Spinney joined the MICU in 2008 after two years in the Intermediate General Medicine Unit. She earned her BSN from Boston College.

Maureen TapperMaureen Tapper, MSN, RN, PCCN
Thoracic Intermediate and Surgical Care, Braunwald Tower 11ABD

What can I do to guide patients and families along their journey while caring for them?”

Maureen Tapper, MSN, RN, PCCN, always asks herself this question when she begins caring for a new patient and family. To answer it, she strives to understand their lives prior to hospitalization, the barriers they are facing and what is most important to them.

For one patient having a difficult time, she found a new way to begin developing a relationship and motivating the patient to engage in the plan of care. Tapper offered to bring the patient a favorite kind of candy, which turned out to be the key to forming a bond and improving the patient’s experience.

“Maureen’s consistent practice of intentional caring consciousness and relationship-based care provides her patients with not only human care essentials, but also with wholeness and the feeling that they are not alone in their fight,” wrote Rebecca LaMay, BSN, RN, who nominated Tapper.

Tapper is known among her colleagues for going above and beyond for her patients and their families.
“She is a comforting presence during a stressful and uncertain time for many families,” wrote Meghan Harrington, BSN, RN, in a letter of support. “She is an educator, taking the extra time to make sure her patients and their family members understand their care. She goes to great lengths to ensure they are prepared with the knowledge to care for themselves when they are discharged.”

Tapper, who serves as a nurse-in-charge, also goes to great lengths to assist nurses on the unit when needed.
“I know that when I work with Maureen, I have great support,” wrote Danielle Tiernan, RN. “She always offers to help, and her colleagues trust her judgment. Her compassion for her patients and their families is truly amazing, and she leaves a lasting impression on those she cares for.”

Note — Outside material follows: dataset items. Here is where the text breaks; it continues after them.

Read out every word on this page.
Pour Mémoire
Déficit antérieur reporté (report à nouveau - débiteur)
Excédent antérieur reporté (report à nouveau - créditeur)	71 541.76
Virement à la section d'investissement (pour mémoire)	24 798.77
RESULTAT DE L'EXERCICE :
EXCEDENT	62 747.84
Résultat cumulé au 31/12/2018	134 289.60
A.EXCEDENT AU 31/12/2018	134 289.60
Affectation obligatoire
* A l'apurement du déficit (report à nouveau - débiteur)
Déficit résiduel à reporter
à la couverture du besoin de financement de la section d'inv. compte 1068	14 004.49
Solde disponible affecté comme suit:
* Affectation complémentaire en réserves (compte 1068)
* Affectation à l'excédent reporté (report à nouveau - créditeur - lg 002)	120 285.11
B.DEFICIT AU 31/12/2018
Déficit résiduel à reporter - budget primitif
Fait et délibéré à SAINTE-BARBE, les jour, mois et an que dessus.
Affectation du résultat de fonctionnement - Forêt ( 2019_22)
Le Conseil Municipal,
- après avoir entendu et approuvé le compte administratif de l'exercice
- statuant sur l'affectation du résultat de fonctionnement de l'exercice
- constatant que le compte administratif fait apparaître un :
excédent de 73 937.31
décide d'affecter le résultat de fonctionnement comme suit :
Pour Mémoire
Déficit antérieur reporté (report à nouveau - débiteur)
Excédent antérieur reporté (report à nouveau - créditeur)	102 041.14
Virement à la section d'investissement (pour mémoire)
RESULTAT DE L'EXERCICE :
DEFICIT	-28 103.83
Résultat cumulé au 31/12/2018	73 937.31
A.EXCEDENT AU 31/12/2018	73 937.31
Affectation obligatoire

Tapper joined the Brigham in 2004 and has worked to improve care through the creation of staff education programs, including a lung transplant class for nurses on the unit and a pressure ulcer prevention program for nurses and patient care assistants.

“Maureen guides other nurses to build their practice around outcomes-focused measures by educating them about lesser-known aspects of documentation that enhance patient care,” LaMay wrote.

Tapper earned her master’s degree in nursing education from Framingham State College and her bachelor’s in nursing from Emmanuel College.